Employment Lawyers

What impact will the Government’s planned EU Referendum have on UK Employment Law?

It has been reported in the Telegraph today that David Cameron will demand that Britain be allowed to ignore most of the employment rules imposed on the UK by Brussels as part of his renegotiation with the European Union ahead of Britain’s in-out EU membership referendum.  It is thought that he will seek an exemption for the UK from the working time directive and the agency workers directive.  These two directives are variously seen as key pieces of legislation protecting employee rights and totemic of the interference of Brussels in the UK economy.

The working time directive guarantees terms such as a maximum 48 hour week and four weeks’ paid holiday per year, plus rules on the number of hours of rest for shift workers.

Ministers and leading doctors have argued that the directive puts medical care at risk because it increases the number of patient handovers between doctors, and decreases the number of hours of clinical experience that junior staff receive. For example, those training to be surgeons lose 3,000 hours by the time they qualify as a result of the directive, equivalent to 128 working days. Recent European Court of Justice judgments dictate that doctors must count their time on call as work, even if they are asleep for much of it.  Without the rules created by the working time directive it might be possible for medical professionals to work longer hours, a move which the Government believes would dramatically improve patient care.

It is not yet known whether the move would allow companies to ask employees to work unlimited hours, or whether Mr Cameron would replace the directive with new, tailored British legislation.

The agency workers directive grants agency workers the same pay, holidays, maternity leave and training as permanent staff after 12 weeks’ work.

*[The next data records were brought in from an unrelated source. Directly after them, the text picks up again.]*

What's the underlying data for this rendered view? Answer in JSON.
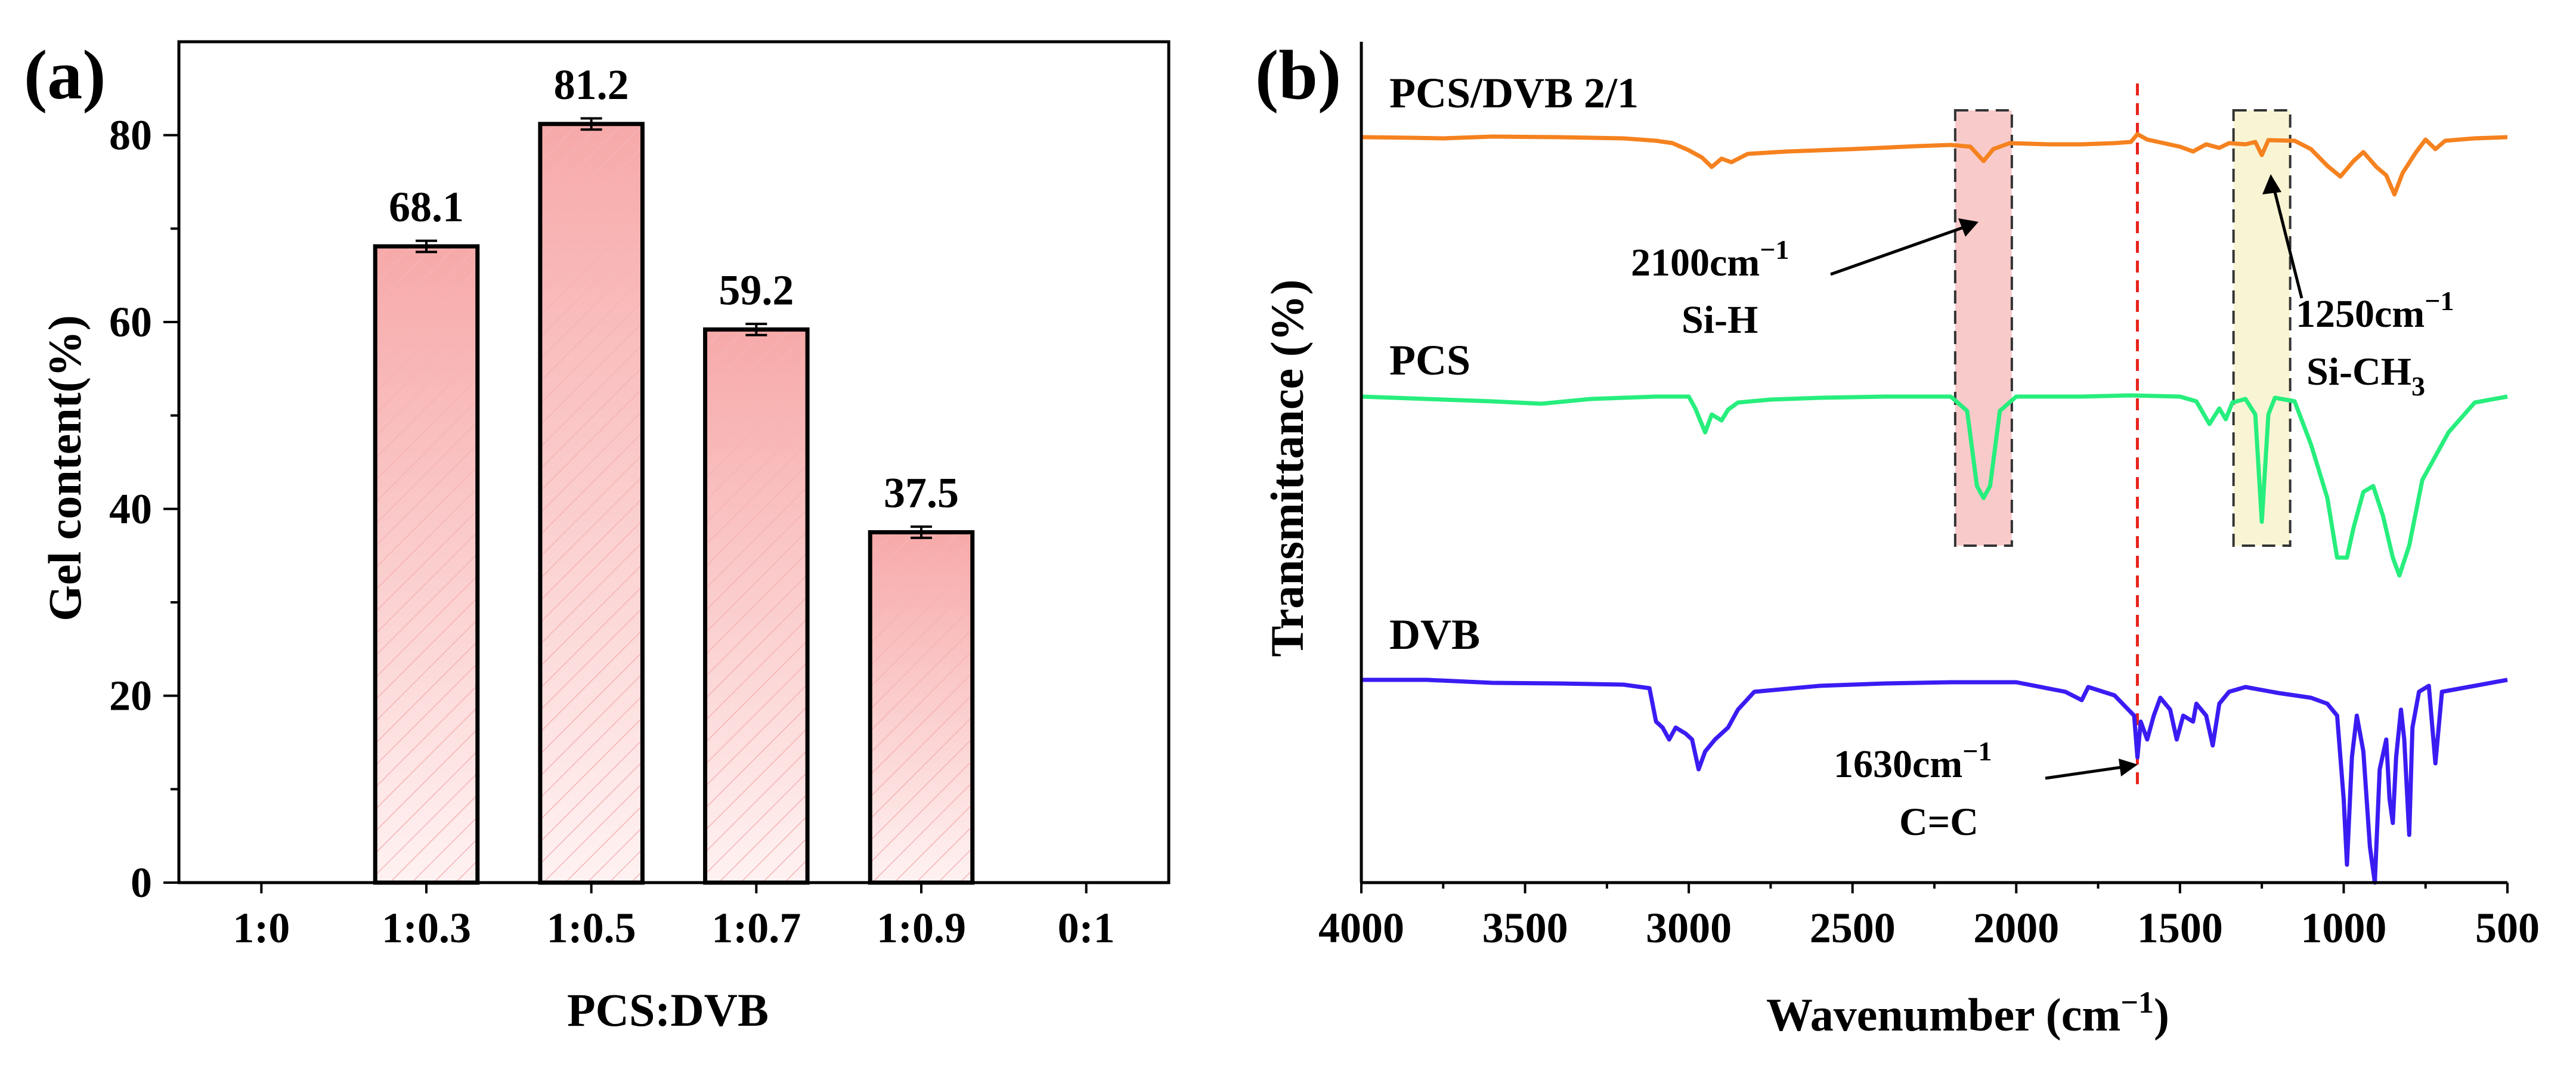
{
  "chart_data": [
    {
      "panel": "(a)",
      "type": "bar",
      "xlabel": "PCS:DVB",
      "ylabel": "Gel content(%)",
      "ylim": [
        0,
        90
      ],
      "yticks": [
        0,
        20,
        40,
        60,
        80
      ],
      "categories": [
        "1:0",
        "1:0.3",
        "1:0.5",
        "1:0.7",
        "1:0.9",
        "0:1"
      ],
      "values": [
        null,
        68.1,
        81.2,
        59.2,
        37.5,
        null
      ],
      "value_labels": [
        "",
        "68.1",
        "81.2",
        "59.2",
        "37.5",
        ""
      ],
      "errors": [
        null,
        0.6,
        0.6,
        0.6,
        0.6,
        null
      ],
      "bar_color": "#f7a9a9",
      "bar_color_light": "#fff2f2"
    },
    {
      "panel": "(b)",
      "type": "line",
      "xlabel_main": "Wavenumber (cm",
      "xlabel_sup": "−1",
      "xlabel_end": ")",
      "ylabel": "Transmittance (%)",
      "xlim": [
        4000,
        500
      ],
      "xticks": [
        4000,
        3500,
        3000,
        2500,
        2000,
        1500,
        1000,
        500
      ],
      "series": [
        {
          "name": "PCS/DVB 2/1",
          "color": "#f5821f",
          "baseline": 0,
          "points": [
            [
              4000,
              0
            ],
            [
              3850,
              -1
            ],
            [
              3750,
              -2
            ],
            [
              3600,
              1
            ],
            [
              3400,
              0
            ],
            [
              3200,
              -2
            ],
            [
              3100,
              -6
            ],
            [
              3050,
              -10
            ],
            [
              3000,
              -22
            ],
            [
              2960,
              -34
            ],
            [
              2930,
              -50
            ],
            [
              2900,
              -36
            ],
            [
              2870,
              -42
            ],
            [
              2820,
              -28
            ],
            [
              2700,
              -24
            ],
            [
              2500,
              -20
            ],
            [
              2300,
              -15
            ],
            [
              2200,
              -13
            ],
            [
              2140,
              -16
            ],
            [
              2100,
              -40
            ],
            [
              2070,
              -20
            ],
            [
              2020,
              -10
            ],
            [
              1900,
              -12
            ],
            [
              1800,
              -12
            ],
            [
              1700,
              -10
            ],
            [
              1650,
              -8
            ],
            [
              1630,
              5
            ],
            [
              1600,
              -4
            ],
            [
              1550,
              -10
            ],
            [
              1500,
              -16
            ],
            [
              1460,
              -24
            ],
            [
              1420,
              -12
            ],
            [
              1380,
              -18
            ],
            [
              1350,
              -10
            ],
            [
              1300,
              -12
            ],
            [
              1270,
              -8
            ],
            [
              1250,
              -30
            ],
            [
              1230,
              -5
            ],
            [
              1150,
              -6
            ],
            [
              1100,
              -20
            ],
            [
              1050,
              -48
            ],
            [
              1010,
              -66
            ],
            [
              970,
              -40
            ],
            [
              940,
              -25
            ],
            [
              900,
              -50
            ],
            [
              870,
              -64
            ],
            [
              845,
              -96
            ],
            [
              820,
              -60
            ],
            [
              780,
              -26
            ],
            [
              750,
              -4
            ],
            [
              720,
              -20
            ],
            [
              690,
              -6
            ],
            [
              600,
              -2
            ],
            [
              500,
              0
            ]
          ]
        },
        {
          "name": "PCS",
          "color": "#27ee7d",
          "baseline": 0,
          "points": [
            [
              4000,
              0
            ],
            [
              3800,
              -4
            ],
            [
              3600,
              -8
            ],
            [
              3450,
              -12
            ],
            [
              3300,
              -4
            ],
            [
              3100,
              0
            ],
            [
              3000,
              0
            ],
            [
              2980,
              -20
            ],
            [
              2950,
              -60
            ],
            [
              2930,
              -30
            ],
            [
              2900,
              -40
            ],
            [
              2880,
              -22
            ],
            [
              2850,
              -10
            ],
            [
              2750,
              -5
            ],
            [
              2600,
              -2
            ],
            [
              2400,
              0
            ],
            [
              2200,
              0
            ],
            [
              2150,
              -24
            ],
            [
              2120,
              -150
            ],
            [
              2100,
              -170
            ],
            [
              2080,
              -150
            ],
            [
              2050,
              -24
            ],
            [
              2000,
              0
            ],
            [
              1800,
              0
            ],
            [
              1650,
              2
            ],
            [
              1500,
              0
            ],
            [
              1450,
              -8
            ],
            [
              1410,
              -46
            ],
            [
              1380,
              -20
            ],
            [
              1360,
              -38
            ],
            [
              1340,
              -10
            ],
            [
              1300,
              -4
            ],
            [
              1270,
              -30
            ],
            [
              1250,
              -210
            ],
            [
              1230,
              -30
            ],
            [
              1210,
              -2
            ],
            [
              1150,
              -8
            ],
            [
              1100,
              -80
            ],
            [
              1050,
              -170
            ],
            [
              1020,
              -270
            ],
            [
              990,
              -270
            ],
            [
              970,
              -220
            ],
            [
              940,
              -160
            ],
            [
              910,
              -150
            ],
            [
              880,
              -200
            ],
            [
              850,
              -270
            ],
            [
              830,
              -300
            ],
            [
              800,
              -250
            ],
            [
              760,
              -140
            ],
            [
              720,
              -100
            ],
            [
              680,
              -60
            ],
            [
              600,
              -10
            ],
            [
              500,
              0
            ]
          ]
        },
        {
          "name": "DVB",
          "color": "#3a1cf3",
          "baseline": 0,
          "points": [
            [
              4000,
              0
            ],
            [
              3800,
              0
            ],
            [
              3600,
              -5
            ],
            [
              3400,
              -6
            ],
            [
              3200,
              -8
            ],
            [
              3120,
              -14
            ],
            [
              3100,
              -70
            ],
            [
              3080,
              -80
            ],
            [
              3060,
              -100
            ],
            [
              3040,
              -80
            ],
            [
              3010,
              -90
            ],
            [
              2990,
              -100
            ],
            [
              2970,
              -150
            ],
            [
              2950,
              -120
            ],
            [
              2920,
              -100
            ],
            [
              2880,
              -80
            ],
            [
              2850,
              -50
            ],
            [
              2800,
              -20
            ],
            [
              2600,
              -10
            ],
            [
              2400,
              -6
            ],
            [
              2200,
              -4
            ],
            [
              2000,
              -4
            ],
            [
              1850,
              -20
            ],
            [
              1800,
              -34
            ],
            [
              1780,
              -12
            ],
            [
              1700,
              -26
            ],
            [
              1640,
              -60
            ],
            [
              1630,
              -130
            ],
            [
              1620,
              -70
            ],
            [
              1600,
              -100
            ],
            [
              1580,
              -60
            ],
            [
              1560,
              -30
            ],
            [
              1530,
              -50
            ],
            [
              1510,
              -100
            ],
            [
              1490,
              -60
            ],
            [
              1460,
              -70
            ],
            [
              1450,
              -40
            ],
            [
              1420,
              -60
            ],
            [
              1400,
              -110
            ],
            [
              1380,
              -40
            ],
            [
              1350,
              -20
            ],
            [
              1300,
              -12
            ],
            [
              1200,
              -22
            ],
            [
              1100,
              -30
            ],
            [
              1050,
              -40
            ],
            [
              1020,
              -60
            ],
            [
              1000,
              -200
            ],
            [
              990,
              -310
            ],
            [
              975,
              -130
            ],
            [
              960,
              -60
            ],
            [
              940,
              -120
            ],
            [
              920,
              -280
            ],
            [
              905,
              -340
            ],
            [
              890,
              -150
            ],
            [
              870,
              -100
            ],
            [
              860,
              -200
            ],
            [
              850,
              -240
            ],
            [
              840,
              -130
            ],
            [
              825,
              -50
            ],
            [
              815,
              -100
            ],
            [
              800,
              -260
            ],
            [
              790,
              -80
            ],
            [
              770,
              -20
            ],
            [
              740,
              -10
            ],
            [
              720,
              -140
            ],
            [
              700,
              -20
            ],
            [
              600,
              -10
            ],
            [
              500,
              0
            ]
          ]
        }
      ],
      "highlights": [
        {
          "name": "Si-H band",
          "center": 2100,
          "color": "#f7b8b8"
        },
        {
          "name": "Si-CH3 band",
          "center": 1250,
          "color": "#f7f2c6"
        }
      ],
      "reference_line": {
        "x": 1630,
        "color": "#e8231c"
      },
      "annotations": {
        "sih_line1_main": "2100cm",
        "sih_line1_sup": "−1",
        "sih_line2": "Si-H",
        "sich3_line1_main": "1250cm",
        "sich3_line1_sup": "−1",
        "sich3_line2_main": "Si-CH",
        "sich3_line2_sub": "3",
        "cc_line1_main": "1630cm",
        "cc_line1_sup": "−1",
        "cc_line2": "C=C"
      }
    }
  ]
}
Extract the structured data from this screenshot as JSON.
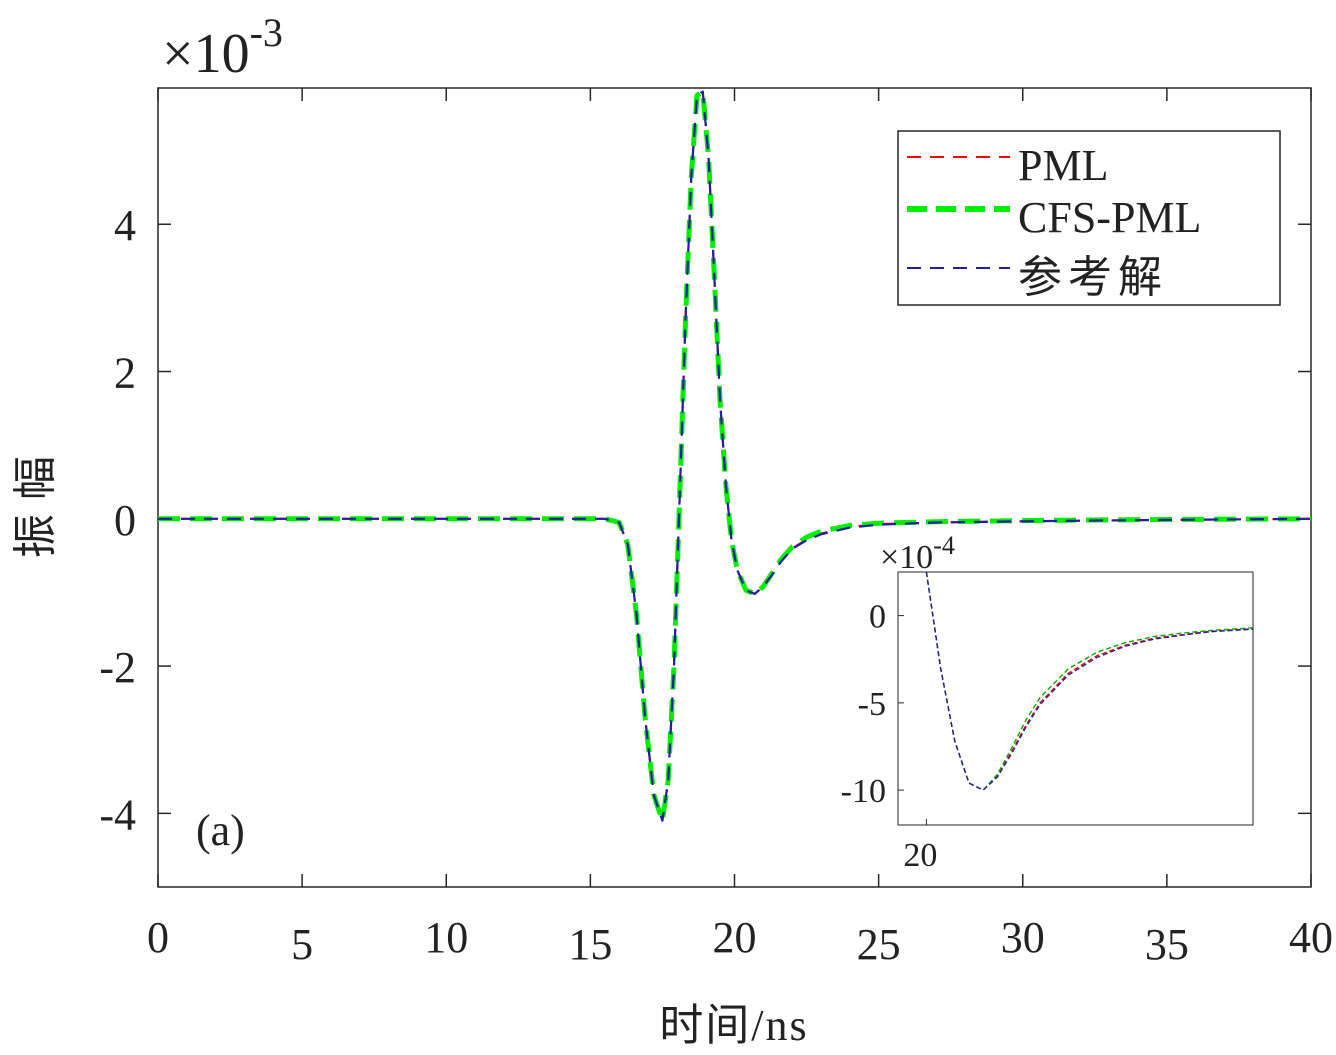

It is thought that this directive would cost the British economy £1.8 billion a year – an extra £2,493 a year for a small business, increasing to £73,188 for large firms.

Paul Kenny, the general secretary of the GMB, wrote to all 27 EU member states to say that “British workers are already less well protected than many of their counterparts across the EU, and we urge EU governments and institutions not to allow further erosion of this situation.” He went on to warn that “Any undermining of these rights would not only be detrimental to British workers but would create unfair competition for other EU member states based on a race to the bottom”.

Certainly this concern has been echoed in the French and Belgian media where it is reported that Mr Cameron’s attempt to opt out of EU social and employment legislation will likely face strong opposition amongst fears that this would further undermine the highly regulated labour markets of France and Belgium.

In the longer term, it is thought that Mr Cameron wants a line in a protocol, to become enshrined in EU treaties at a later date, stating that employment law is a national competence. This would permanently repatriate sovereignty over workplace rights to Britain.